Embora não fosse mais presidente do clube na época, Bandeira de Mello é um dos 11 réus pela tragédia que completou quatro anos na última quarta-feira (10). Sua gestão construiu os contêineres que serviam de abrigo para os jovens atletas.
Publicidade“Eu não tenho a menor dúvida de que sou injustiçado, mas acho que isso vai se resolver. Quem não deve não teme e eu tenho plena consciência de que não tenho absolutamente nada. Inclusive quem tiver alguma dúvida, acho que é só ler o processo.”, disse.
Bandeira de Mello também critica a atual gestão do Flamengo, liderada pelo presidente Rodolfo Landim, de quem é opositor. Para o ex-presidente, o clube poderia ter oferecido indenização maior às vítimas da tragédia do Ninho do Urubu.
“Como torcedor e pensando na imagem do clube eu sempre tive aquela ideia de que poderia ter sido dado outro caminho, ainda que custasse um pouco mais de dinheiro, mas certamente a imagem do clube não tem preço.” Ele também condena as relações políticas dos atuais dirigentes do clube com o ex-presidente Jair Bolsonaro.
Na volta da delegação ao Brasil após a conquista da Libertadores, no final de outubro, atletas e comissão técnica foram recebidos por Bolsonaro na véspera do segundo turno da eleição. E com ele fizeram um voo, utilizado como peça de campanha eleitoral. “Entendo que o dirigente do clube pode ter sua posição política pessoal, mas o clube não pode ter.”
Leia a íntegra da entrevista:
Congresso em Foco – Deputado, o senhor chega ao Congresso depois de muito tempo no BNDES mas também muito conhecido por sua história na presidência do Flamengo, que foi um momento, assim, de virada de chave do Flamengo, como um clube muito endividado para a condição de clube mais próspero do país hoje. O que o senhor acha que dá para trazer da sua experiência, tanto de BNDES como de Flamengo para o Congresso? E como isso pode se reverter em políticas públicas e medidas legislativas?

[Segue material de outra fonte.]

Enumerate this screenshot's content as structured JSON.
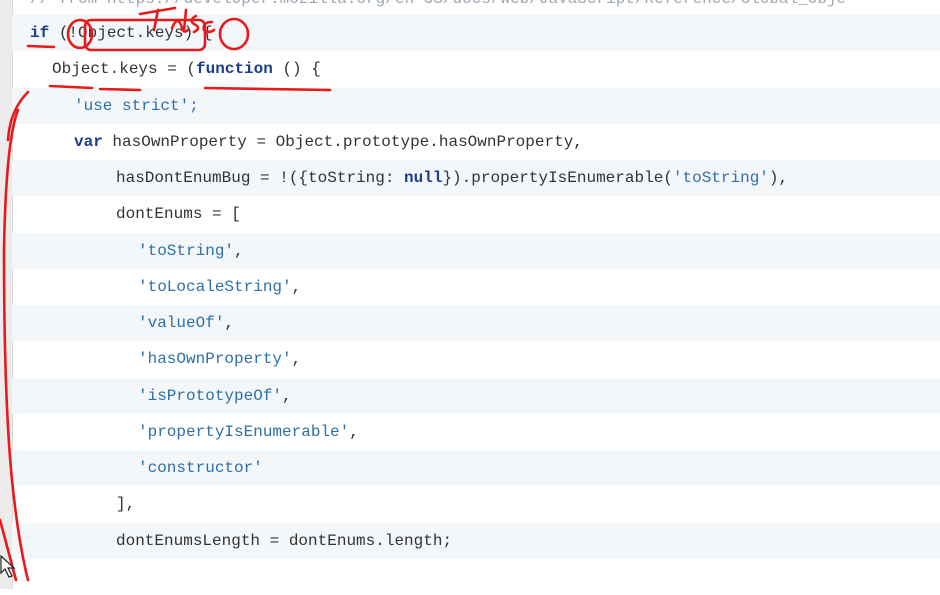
{
  "annotation": {
    "text": "false",
    "color": "#e8191a"
  },
  "code": {
    "comment_partial": "// from https://developer.mozilla.org/en-US/docs/Web/JavaScript/Reference/Global_Obje",
    "l1": {
      "kw": "if",
      "cond": "(!Object.keys)",
      "brace": " {"
    },
    "l2": {
      "lhs": "Object.keys = (",
      "kw": "function",
      "rest": " () {"
    },
    "l3": {
      "str": "'use strict';"
    },
    "l4": {
      "kw": "var",
      "rest": " hasOwnProperty = Object.prototype.hasOwnProperty,"
    },
    "l5": {
      "pre": "hasDontEnumBug = !({toString: ",
      "kw": "null",
      "mid": "}).propertyIsEnumerable(",
      "str": "'toString'",
      "post": "),"
    },
    "l6": {
      "text": "dontEnums = ["
    },
    "items": [
      {
        "str": "'toString'",
        "sep": ","
      },
      {
        "str": "'toLocaleString'",
        "sep": ","
      },
      {
        "str": "'valueOf'",
        "sep": ","
      },
      {
        "str": "'hasOwnProperty'",
        "sep": ","
      },
      {
        "str": "'isPrototypeOf'",
        "sep": ","
      },
      {
        "str": "'propertyIsEnumerable'",
        "sep": ","
      },
      {
        "str": "'constructor'",
        "sep": ""
      }
    ],
    "l14": {
      "text": "],"
    },
    "l15": {
      "text": "dontEnumsLength = dontEnums.length;"
    }
  }
}
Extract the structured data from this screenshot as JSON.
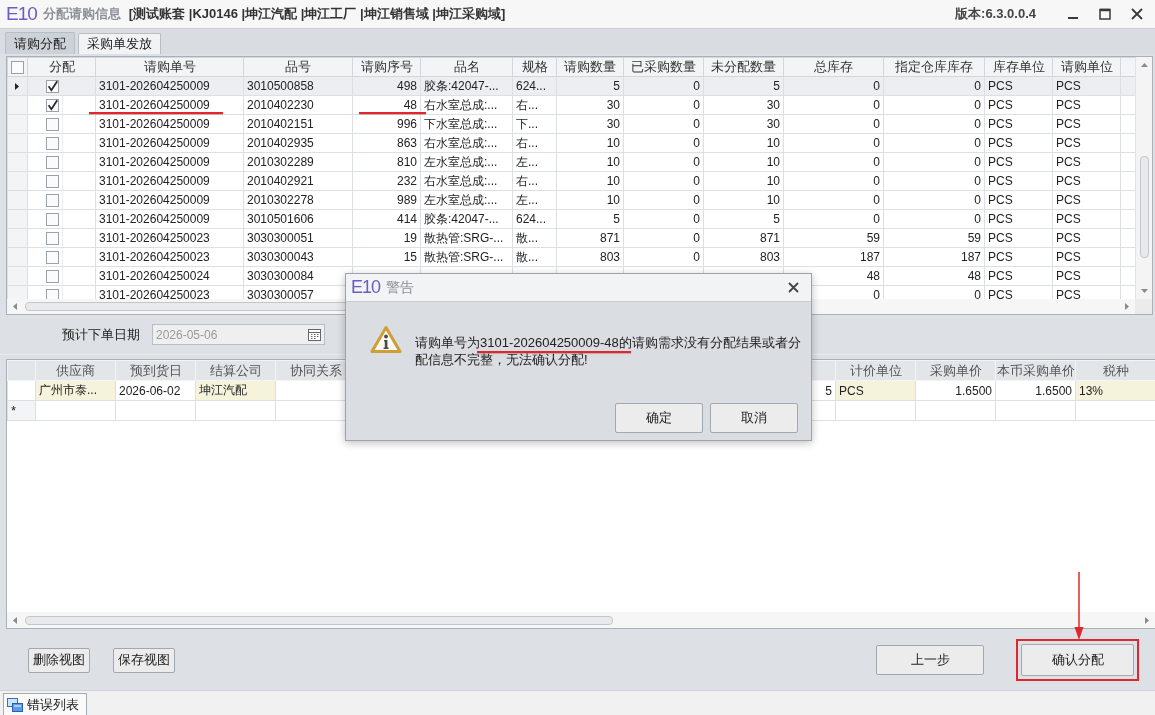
{
  "window": {
    "logo": "E10",
    "title": "分配请购信息",
    "context": "[测试账套 |KJ0146 |坤江汽配 |坤江工厂 |坤江销售域 |坤江采购域]",
    "version": "版本:6.3.0.0.4"
  },
  "tabs": [
    {
      "label": "请购分配",
      "selected": true
    },
    {
      "label": "采购单发放",
      "selected": false
    }
  ],
  "request_grid": {
    "select_all_checked": false,
    "columns": [
      "分配",
      "请购单号",
      "品号",
      "请购序号",
      "品名",
      "规格",
      "请购数量",
      "已采购数量",
      "未分配数量",
      "总库存",
      "指定仓库库存",
      "库存单位",
      "请购单位"
    ],
    "rows": [
      {
        "current": true,
        "checked": true,
        "marked": false,
        "order_no": "3101-202604250009",
        "item_no": "3010500858",
        "seq": "498",
        "name": "胶条:42047-...",
        "spec": "624...",
        "qty": "5",
        "purchased": "0",
        "unallocated": "5",
        "total_stock": "0",
        "warehouse_stock": "0",
        "stock_unit": "PCS",
        "request_unit": "PCS"
      },
      {
        "current": false,
        "checked": true,
        "marked": true,
        "order_no": "3101-202604250009",
        "item_no": "2010402230",
        "seq": "48",
        "name": "右水室总成:...",
        "spec": "右...",
        "qty": "30",
        "purchased": "0",
        "unallocated": "30",
        "total_stock": "0",
        "warehouse_stock": "0",
        "stock_unit": "PCS",
        "request_unit": "PCS"
      },
      {
        "current": false,
        "checked": false,
        "marked": false,
        "order_no": "3101-202604250009",
        "item_no": "2010402151",
        "seq": "996",
        "name": "下水室总成:...",
        "spec": "下...",
        "qty": "30",
        "purchased": "0",
        "unallocated": "30",
        "total_stock": "0",
        "warehouse_stock": "0",
        "stock_unit": "PCS",
        "request_unit": "PCS"
      },
      {
        "current": false,
        "checked": false,
        "marked": false,
        "order_no": "3101-202604250009",
        "item_no": "2010402935",
        "seq": "863",
        "name": "右水室总成:...",
        "spec": "右...",
        "qty": "10",
        "purchased": "0",
        "unallocated": "10",
        "total_stock": "0",
        "warehouse_stock": "0",
        "stock_unit": "PCS",
        "request_unit": "PCS"
      },
      {
        "current": false,
        "checked": false,
        "marked": false,
        "order_no": "3101-202604250009",
        "item_no": "2010302289",
        "seq": "810",
        "name": "左水室总成:...",
        "spec": "左...",
        "qty": "10",
        "purchased": "0",
        "unallocated": "10",
        "total_stock": "0",
        "warehouse_stock": "0",
        "stock_unit": "PCS",
        "request_unit": "PCS"
      },
      {
        "current": false,
        "checked": false,
        "marked": false,
        "order_no": "3101-202604250009",
        "item_no": "2010402921",
        "seq": "232",
        "name": "右水室总成:...",
        "spec": "右...",
        "qty": "10",
        "purchased": "0",
        "unallocated": "10",
        "total_stock": "0",
        "warehouse_stock": "0",
        "stock_unit": "PCS",
        "request_unit": "PCS"
      },
      {
        "current": false,
        "checked": false,
        "marked": false,
        "order_no": "3101-202604250009",
        "item_no": "2010302278",
        "seq": "989",
        "name": "左水室总成:...",
        "spec": "左...",
        "qty": "10",
        "purchased": "0",
        "unallocated": "10",
        "total_stock": "0",
        "warehouse_stock": "0",
        "stock_unit": "PCS",
        "request_unit": "PCS"
      },
      {
        "current": false,
        "checked": false,
        "marked": false,
        "order_no": "3101-202604250009",
        "item_no": "3010501606",
        "seq": "414",
        "name": "胶条:42047-...",
        "spec": "624...",
        "qty": "5",
        "purchased": "0",
        "unallocated": "5",
        "total_stock": "0",
        "warehouse_stock": "0",
        "stock_unit": "PCS",
        "request_unit": "PCS"
      },
      {
        "current": false,
        "checked": false,
        "marked": false,
        "order_no": "3101-202604250023",
        "item_no": "3030300051",
        "seq": "19",
        "name": "散热管:SRG-...",
        "spec": "散...",
        "qty": "871",
        "purchased": "0",
        "unallocated": "871",
        "total_stock": "59",
        "warehouse_stock": "59",
        "stock_unit": "PCS",
        "request_unit": "PCS"
      },
      {
        "current": false,
        "checked": false,
        "marked": false,
        "order_no": "3101-202604250023",
        "item_no": "3030300043",
        "seq": "15",
        "name": "散热管:SRG-...",
        "spec": "散...",
        "qty": "803",
        "purchased": "0",
        "unallocated": "803",
        "total_stock": "187",
        "warehouse_stock": "187",
        "stock_unit": "PCS",
        "request_unit": "PCS"
      },
      {
        "current": false,
        "checked": false,
        "marked": false,
        "order_no": "3101-202604250024",
        "item_no": "3030300084",
        "total_stock": "48",
        "warehouse_stock": "48",
        "stock_unit": "PCS",
        "request_unit": "PCS"
      },
      {
        "current": false,
        "checked": false,
        "marked": false,
        "order_no": "3101-202604250023",
        "item_no": "3030300057",
        "total_stock": "0",
        "warehouse_stock": "0",
        "stock_unit": "PCS",
        "request_unit": "PCS"
      }
    ]
  },
  "order_date": {
    "label": "预计下单日期",
    "value": "2026-05-06",
    "disabled": true
  },
  "supplier_grid": {
    "columns": [
      {
        "label": "供应商",
        "highlighted": true
      },
      {
        "label": "预到货日",
        "highlighted": false
      },
      {
        "label": "结算公司",
        "highlighted": true
      },
      {
        "label": "协同关系",
        "highlighted": false
      },
      {
        "highlighted": false
      },
      {
        "label": "计价单位",
        "highlighted": true
      },
      {
        "label": "采购单价",
        "highlighted": false
      },
      {
        "label": "本币采购单价",
        "highlighted": false
      },
      {
        "label": "税种",
        "highlighted": true
      }
    ],
    "rows": [
      {
        "supplier": "广州市泰...",
        "arrival_date": "2026-06-02",
        "company": "坤江汽配",
        "qty": "5",
        "price_unit": "PCS",
        "unit_price": "1.6500",
        "local_unit_price": "1.6500",
        "tax": "13%"
      }
    ],
    "new_row_marker": "*"
  },
  "dialog": {
    "logo": "E10",
    "title": "警告",
    "message": [
      {
        "text": "请购单号为",
        "marked": false
      },
      {
        "text": "3101-202604250009-48",
        "marked": true
      },
      {
        "text": "的请购需求没有分配结果或者分配信息不完整，无法确认分配!",
        "marked": false
      }
    ],
    "buttons": [
      {
        "label": "确定"
      },
      {
        "label": "取消"
      }
    ]
  },
  "footer": {
    "left_buttons": [
      {
        "label": "删除视图",
        "marked": false
      },
      {
        "label": "保存视图",
        "marked": false
      }
    ],
    "right_buttons": [
      {
        "label": "上一步",
        "marked": false
      },
      {
        "label": "确认分配",
        "marked": true
      }
    ]
  },
  "status_tabs": [
    {
      "label": "错误列表"
    }
  ]
}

Bandeira de Mello – Acho que dá para trazer muita coisa. O BNDES é a maior agência de fomento do Brasil e o segundo maior banco em desenvolvimento do mundo. Todos os setores da economia brasileira são cobertos pelo BNDES. É difícil dizer, nos últimos 70 anos, qual o grande projeto de infraestrutura ou industrial brasileiro que não tenha tido o apoio do BNDES. E eu, em mais de 30 anos lá, tive muita experiência em quase todas as áreas: industrial; infraestrutura; meio ambiente e social. E isso é uma experiência que a gente traz para cá. Trazendo uma visão de quem passou muito tempo lá, acho que vou poder com certeza contribuir. Em relação ao Flamengo, minha passagem foi marcada por uma virada de jogo, totalmente desacreditado, em situação financeira catastrófica, que não pagava em dia ou cumpria seus compromissos, credibilidade zero. E no dia do meu discurso de posse eu falei: “Olha, o Flamengo tem 40 milhões de torcedores, boa parte deles humilde, boa parte deles crianças e jovens, que têm no futebol o principal ponto de contato com a realidade. Então o Flamengo tem obrigação de dar exemplo para esses torcedores e o exemplo que nós estamos dando é um exemplo negativo. Nós vamos fazer os sacrifícios necessários para virar esse jogo para que o Flamengo possa ser reconhecido como um clube cidadão. Com certeza isso no futuro vai ter uma resultante altamente positiva para o clube, inclusive em termos esportivos e, claro, financeiros”. E efetivamente foi o que aconteceu. Nós conseguimos reduzir a dívida do Flamengo a menos da metade e multiplicar o faturamento por quatro, nunca atrasamos uma folha de pagamento, nunca mais deixamos de cumprir o compromisso. O Flamengo passou a ser um clube cidadão que dava orgulho aos seus torcedores e eu acho que eu posso trazer muito dessa filosofia, desse tipo de valores, para o Congresso Nacional em relação ao futebol brasileiro como um todo. Eu antes estava falando de 40 milhões de torcedores, agora estamos falando de 200 milhões. Eu acho que o futebol brasileiro tem que incorporar princípios modernos de governança, tem que incorporar até coisas que não deu tempo de fazer no Flamengo.
Por exemplo?
A minha administração foi reconhecida como uma administração revolucionária e disruptiva, quando na realidade nós não fizemos nada mais que nossa obrigação, que era pagar salário em dia, imposto em dia, cumprir suas obrigações. Só que isso no futebol brasileiro era uma novidade e o Flamengo deu exemplo não só para os torcedores, mas para vários clubes que passaram a seguir essa nossa orientação. Agora, tem muita coisa que os clubes de futebol ainda podem evoluir. As empresas brasileiras todas — todas não diria, as melhores — têm uma política definida e quase obrigatória, de responsabilidade social, ambiental, de boa governança, os princípios ESG [(Environmental, Social and Governance) – conjunto de práticas e padrões com o objetivo de avaliar se a operação de uma organização é sustentável, socialmente consciente e gerenciada de forma correta]. Hoje em dia é quase que obrigatório que uma empresa competitiva seja aderente aos princípios ESG e você não vê isso no futebol. Os clubes — tirando uma única exceção de um clube pequeno ainda na terceira divisão do campeonato carioca, que é o Pérola Nega, que estou ajudando eles, inclusive — acho que ainda não acordaram para esse tipo de coisa. Acho que na frente parlamentar de modernização do futebol brasileiro a gente deve discutir isso e deve estimular para que o futebol seja exemplo, para que o futebol seja indutor de políticas públicas, que ande de mãos dadas com a educação, por exemplo, porque isso vai ser bom para a educação e bom para o futebol.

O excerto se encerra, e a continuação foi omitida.